Once I was home and had seen my surgeon on several occasions, I was constantly being told that it would get better, I just had to be patient as nerves take time to heal. I could only hear these things so many times, where I finally came to the conclusion I was not getting any better. I would need to learn to live a new life.
Not only did I need to learn to live a new life, but so did my family. They had lost the Mother, Grandmother, Wife, Daughter and Sister I had been. I was gone and what was left was this damaged body that I could not learn to live with. I cannot tell you how many times I contemplated just ending it. Thinking that it would be so much easier to just end it for me and my family. I know that is the cowards way out, but it is so hard at times, and only living it would you understand.
I am very lucky I have a wonderful husband that is there for me. He is the one person that sees it all. He sees when I am curled up in pain and cannot sleep for days on end because it feels like I am being hit with a taser gun over and over. He has walked behind me when my bowels lose control, when myself and the floor, and everything around me is covered in feces. He silently and lovingly just cleans it up and tries to calm my tears and hysterics. I can honestly say that he has seen all of the worst things you can imagine, yet he is still here and for that I am thankful. Even though we have no intimate relationship anymore due to my having no feeling plus the fear of infections, yet he's still here, as he has stuck to his vows like no man I have ever seen. He really meant the part in sickness and in health.

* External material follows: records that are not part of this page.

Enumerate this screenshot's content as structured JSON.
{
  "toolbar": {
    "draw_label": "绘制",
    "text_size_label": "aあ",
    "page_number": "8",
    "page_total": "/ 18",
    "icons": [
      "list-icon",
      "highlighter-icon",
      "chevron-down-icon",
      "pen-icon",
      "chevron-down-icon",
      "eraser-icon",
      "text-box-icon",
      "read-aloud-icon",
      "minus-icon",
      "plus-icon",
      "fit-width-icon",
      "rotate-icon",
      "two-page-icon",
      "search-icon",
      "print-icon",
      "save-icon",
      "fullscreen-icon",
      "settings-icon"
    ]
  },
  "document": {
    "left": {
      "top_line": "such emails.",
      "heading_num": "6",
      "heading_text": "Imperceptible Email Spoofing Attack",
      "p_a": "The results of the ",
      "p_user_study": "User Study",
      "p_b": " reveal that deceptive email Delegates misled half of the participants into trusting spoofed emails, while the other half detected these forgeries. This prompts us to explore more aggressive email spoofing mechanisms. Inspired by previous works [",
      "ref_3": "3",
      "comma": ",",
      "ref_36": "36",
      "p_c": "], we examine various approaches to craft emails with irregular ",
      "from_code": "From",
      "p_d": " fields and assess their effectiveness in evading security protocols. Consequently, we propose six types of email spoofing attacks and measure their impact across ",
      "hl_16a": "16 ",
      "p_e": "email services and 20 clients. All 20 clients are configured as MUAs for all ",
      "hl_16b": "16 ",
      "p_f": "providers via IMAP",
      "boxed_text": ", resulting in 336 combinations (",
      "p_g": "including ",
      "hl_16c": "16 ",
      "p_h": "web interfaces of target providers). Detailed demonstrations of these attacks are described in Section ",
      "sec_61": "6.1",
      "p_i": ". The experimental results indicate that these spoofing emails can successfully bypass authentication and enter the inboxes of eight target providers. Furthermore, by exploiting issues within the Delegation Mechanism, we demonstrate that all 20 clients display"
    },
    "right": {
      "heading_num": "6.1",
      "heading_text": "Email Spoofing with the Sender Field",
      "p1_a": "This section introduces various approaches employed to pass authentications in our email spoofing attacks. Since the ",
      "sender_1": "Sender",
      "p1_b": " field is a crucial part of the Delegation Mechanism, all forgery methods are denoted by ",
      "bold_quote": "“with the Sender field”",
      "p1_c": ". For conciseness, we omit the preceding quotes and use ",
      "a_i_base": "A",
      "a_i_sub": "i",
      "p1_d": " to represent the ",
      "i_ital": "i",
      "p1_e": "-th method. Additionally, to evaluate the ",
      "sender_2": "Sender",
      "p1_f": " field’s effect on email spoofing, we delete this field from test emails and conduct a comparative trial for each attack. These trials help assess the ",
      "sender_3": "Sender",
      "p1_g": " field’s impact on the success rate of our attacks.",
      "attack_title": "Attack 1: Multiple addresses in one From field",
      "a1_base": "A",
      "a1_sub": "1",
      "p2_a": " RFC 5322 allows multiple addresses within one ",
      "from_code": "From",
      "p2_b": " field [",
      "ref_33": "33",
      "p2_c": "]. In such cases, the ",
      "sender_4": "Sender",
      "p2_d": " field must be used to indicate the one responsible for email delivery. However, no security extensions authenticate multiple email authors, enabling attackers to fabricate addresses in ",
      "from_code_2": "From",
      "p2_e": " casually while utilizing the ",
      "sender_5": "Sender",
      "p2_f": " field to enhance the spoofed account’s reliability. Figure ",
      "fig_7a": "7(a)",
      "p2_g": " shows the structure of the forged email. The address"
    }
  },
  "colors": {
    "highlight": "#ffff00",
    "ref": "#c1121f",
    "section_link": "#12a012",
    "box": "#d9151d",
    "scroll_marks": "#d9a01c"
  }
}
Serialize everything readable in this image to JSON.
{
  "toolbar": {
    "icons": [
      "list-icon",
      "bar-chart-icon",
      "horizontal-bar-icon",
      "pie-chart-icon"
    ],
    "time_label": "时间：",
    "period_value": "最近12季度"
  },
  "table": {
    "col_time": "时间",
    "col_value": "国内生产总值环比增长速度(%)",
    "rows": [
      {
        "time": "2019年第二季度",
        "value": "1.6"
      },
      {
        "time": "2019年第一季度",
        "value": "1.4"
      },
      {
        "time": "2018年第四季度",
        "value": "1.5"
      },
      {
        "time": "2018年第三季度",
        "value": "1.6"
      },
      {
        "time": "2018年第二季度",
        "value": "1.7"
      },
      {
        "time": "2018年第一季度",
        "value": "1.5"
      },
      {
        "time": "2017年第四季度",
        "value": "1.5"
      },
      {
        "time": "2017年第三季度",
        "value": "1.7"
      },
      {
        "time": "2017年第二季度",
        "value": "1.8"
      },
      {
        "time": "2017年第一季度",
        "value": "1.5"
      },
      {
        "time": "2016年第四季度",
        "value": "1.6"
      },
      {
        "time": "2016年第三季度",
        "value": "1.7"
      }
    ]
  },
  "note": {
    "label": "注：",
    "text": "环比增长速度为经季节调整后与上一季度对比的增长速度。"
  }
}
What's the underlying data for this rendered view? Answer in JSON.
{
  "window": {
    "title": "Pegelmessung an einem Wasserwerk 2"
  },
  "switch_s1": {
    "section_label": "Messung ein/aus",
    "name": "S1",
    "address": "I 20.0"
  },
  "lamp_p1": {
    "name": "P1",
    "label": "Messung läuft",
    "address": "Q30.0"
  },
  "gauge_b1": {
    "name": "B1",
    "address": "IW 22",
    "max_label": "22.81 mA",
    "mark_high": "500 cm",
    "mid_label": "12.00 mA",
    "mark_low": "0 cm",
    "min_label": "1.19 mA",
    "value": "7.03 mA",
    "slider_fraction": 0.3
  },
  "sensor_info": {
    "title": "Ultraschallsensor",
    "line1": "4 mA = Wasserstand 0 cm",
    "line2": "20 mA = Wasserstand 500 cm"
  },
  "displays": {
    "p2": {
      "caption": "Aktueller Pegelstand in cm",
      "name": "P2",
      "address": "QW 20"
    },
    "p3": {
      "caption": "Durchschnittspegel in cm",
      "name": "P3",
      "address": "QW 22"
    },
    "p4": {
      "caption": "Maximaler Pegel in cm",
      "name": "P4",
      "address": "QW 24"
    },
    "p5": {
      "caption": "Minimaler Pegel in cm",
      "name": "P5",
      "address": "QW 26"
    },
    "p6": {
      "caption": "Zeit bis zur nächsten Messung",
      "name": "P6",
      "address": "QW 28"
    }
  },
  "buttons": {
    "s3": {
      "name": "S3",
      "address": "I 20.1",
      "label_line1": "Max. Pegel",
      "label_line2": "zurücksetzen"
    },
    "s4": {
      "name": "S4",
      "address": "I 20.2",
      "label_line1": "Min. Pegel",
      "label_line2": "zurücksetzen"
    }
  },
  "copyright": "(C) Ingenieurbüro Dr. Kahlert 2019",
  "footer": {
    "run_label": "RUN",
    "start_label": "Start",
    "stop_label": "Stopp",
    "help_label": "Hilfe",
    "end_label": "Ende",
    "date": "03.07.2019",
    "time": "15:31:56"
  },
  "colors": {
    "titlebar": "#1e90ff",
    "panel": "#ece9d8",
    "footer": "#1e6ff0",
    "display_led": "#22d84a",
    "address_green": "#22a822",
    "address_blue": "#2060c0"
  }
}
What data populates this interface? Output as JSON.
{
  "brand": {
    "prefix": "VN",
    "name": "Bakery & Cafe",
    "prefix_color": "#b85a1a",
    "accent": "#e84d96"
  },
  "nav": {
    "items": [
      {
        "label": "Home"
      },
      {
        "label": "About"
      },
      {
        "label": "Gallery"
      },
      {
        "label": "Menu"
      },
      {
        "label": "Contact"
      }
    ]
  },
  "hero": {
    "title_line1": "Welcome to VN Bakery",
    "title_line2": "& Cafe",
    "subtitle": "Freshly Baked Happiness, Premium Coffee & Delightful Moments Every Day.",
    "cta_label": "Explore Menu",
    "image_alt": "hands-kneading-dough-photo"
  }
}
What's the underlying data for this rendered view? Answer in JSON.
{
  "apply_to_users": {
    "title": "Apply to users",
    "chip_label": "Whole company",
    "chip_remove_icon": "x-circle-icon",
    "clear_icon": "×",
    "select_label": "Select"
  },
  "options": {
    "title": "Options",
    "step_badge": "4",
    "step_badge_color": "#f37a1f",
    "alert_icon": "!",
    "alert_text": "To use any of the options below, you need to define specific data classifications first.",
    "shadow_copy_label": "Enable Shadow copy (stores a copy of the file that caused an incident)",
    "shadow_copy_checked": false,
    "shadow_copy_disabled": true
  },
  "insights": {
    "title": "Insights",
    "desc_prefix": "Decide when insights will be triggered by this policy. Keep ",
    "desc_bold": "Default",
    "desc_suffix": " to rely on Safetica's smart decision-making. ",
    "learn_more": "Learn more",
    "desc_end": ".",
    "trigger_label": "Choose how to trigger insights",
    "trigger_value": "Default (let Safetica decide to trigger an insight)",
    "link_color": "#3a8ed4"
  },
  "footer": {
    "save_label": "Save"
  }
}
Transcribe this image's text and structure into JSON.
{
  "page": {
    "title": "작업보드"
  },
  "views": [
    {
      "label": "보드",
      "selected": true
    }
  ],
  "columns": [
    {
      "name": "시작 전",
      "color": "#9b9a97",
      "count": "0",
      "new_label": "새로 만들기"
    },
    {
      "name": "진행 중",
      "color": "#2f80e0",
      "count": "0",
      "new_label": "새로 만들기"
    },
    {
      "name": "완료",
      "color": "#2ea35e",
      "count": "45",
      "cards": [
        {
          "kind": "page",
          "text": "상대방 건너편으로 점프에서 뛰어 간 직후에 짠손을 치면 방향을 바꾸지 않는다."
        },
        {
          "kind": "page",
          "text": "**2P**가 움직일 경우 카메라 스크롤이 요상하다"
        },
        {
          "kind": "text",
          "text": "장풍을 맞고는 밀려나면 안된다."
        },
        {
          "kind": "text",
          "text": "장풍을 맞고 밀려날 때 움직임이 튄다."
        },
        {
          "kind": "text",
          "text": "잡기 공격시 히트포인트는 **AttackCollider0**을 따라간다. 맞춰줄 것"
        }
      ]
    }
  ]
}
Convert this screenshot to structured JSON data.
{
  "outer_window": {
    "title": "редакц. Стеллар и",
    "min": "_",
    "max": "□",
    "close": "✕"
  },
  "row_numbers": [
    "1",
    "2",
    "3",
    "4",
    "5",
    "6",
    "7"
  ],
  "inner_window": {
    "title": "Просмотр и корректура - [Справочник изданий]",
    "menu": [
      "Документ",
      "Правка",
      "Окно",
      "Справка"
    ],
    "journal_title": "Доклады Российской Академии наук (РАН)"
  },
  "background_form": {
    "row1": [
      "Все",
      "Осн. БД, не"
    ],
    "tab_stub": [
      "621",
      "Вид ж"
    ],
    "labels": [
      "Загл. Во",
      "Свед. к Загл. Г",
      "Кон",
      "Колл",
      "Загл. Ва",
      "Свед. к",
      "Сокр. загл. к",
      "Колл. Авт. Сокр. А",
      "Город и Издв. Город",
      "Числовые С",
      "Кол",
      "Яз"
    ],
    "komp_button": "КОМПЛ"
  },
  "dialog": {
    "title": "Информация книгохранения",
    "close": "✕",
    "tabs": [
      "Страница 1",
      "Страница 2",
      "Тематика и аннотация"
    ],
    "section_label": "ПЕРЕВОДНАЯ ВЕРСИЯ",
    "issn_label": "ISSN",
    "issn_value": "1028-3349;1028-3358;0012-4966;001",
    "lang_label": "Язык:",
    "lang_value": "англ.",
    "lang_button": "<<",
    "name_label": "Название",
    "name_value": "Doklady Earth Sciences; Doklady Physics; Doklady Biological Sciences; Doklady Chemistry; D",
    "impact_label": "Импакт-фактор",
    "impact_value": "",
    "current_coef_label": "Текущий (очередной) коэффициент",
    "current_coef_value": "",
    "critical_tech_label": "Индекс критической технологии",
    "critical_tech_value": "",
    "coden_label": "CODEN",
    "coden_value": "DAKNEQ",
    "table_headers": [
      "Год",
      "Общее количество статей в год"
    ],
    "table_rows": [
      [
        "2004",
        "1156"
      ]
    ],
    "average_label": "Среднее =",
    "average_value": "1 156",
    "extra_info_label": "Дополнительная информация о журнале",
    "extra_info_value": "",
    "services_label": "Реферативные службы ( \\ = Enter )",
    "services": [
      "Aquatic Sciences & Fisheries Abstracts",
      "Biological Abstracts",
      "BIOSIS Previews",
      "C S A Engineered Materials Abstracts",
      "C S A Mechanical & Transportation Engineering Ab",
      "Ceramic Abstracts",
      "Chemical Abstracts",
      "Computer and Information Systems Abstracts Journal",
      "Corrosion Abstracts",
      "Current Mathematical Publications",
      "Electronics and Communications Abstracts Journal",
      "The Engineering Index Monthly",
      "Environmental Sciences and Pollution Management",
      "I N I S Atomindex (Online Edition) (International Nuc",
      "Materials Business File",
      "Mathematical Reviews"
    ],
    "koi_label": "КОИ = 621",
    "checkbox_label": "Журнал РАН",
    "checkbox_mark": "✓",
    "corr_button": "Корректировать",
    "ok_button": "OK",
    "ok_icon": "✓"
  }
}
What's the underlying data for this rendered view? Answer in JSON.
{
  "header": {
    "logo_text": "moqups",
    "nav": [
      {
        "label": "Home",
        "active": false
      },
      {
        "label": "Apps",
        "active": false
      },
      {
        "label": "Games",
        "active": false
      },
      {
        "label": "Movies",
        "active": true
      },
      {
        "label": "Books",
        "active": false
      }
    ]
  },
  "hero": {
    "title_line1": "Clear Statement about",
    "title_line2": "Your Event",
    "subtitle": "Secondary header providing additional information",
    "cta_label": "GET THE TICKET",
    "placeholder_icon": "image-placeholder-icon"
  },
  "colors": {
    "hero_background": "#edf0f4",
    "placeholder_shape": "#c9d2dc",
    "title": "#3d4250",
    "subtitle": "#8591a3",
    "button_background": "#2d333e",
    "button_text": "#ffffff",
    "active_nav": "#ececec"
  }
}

The two people it is most difficult for are my Daughter and my Grand Daughter. Before this surgery I had watched my grand daughter 3 to 4 days a week from around 9 to 5 each one of those days. My daughter sees me and I walk and she does not understand that most of the damage I have suffered is invisible to the naked eye. If you see me, you will look at me and think "Well she looks fine to me" and I think its very hard for my daughter to get past that visual. She does not see me having to stick a straight catheter in my urethra each time to empty my bladder. Or putting on rubber gloves to pull out the feces. She does not see me when my bowels lose control and I am covered in feces, she does not see when I am in so much pain I want to die, she does not see I can only walk so far before I am in severe pain, as I avoid her on these days. These are the things I hide from her. I don't want to burden her with this, because I know how hard it is to live with.
I know it is also hard for my grand daughter She notices that her "Nana" is not around as much, that she does not climb on the jungle gym and go down the slides, she notices I don't run and chase her, she knows all the things I don't do anymore, but shes 3. Shes 3 and most likely she will never remember the Nana that I swore I would be before she was born, the one that took her somewhere special on most days I had her, so she would know the love I have for her. What she sees now is this other Nana, the one that cannot go to the park and run, the one that cannot pick her up for hugs and kisses because of the pain, the one she is lucky to see once every week or two and never by myself, because god forbid if something happens, she would be alone with me. This is who she will know and remember, not the woman who vowed to show her the love and playfulness that she deserved from a 45 year old Nana. She will never know that young woman.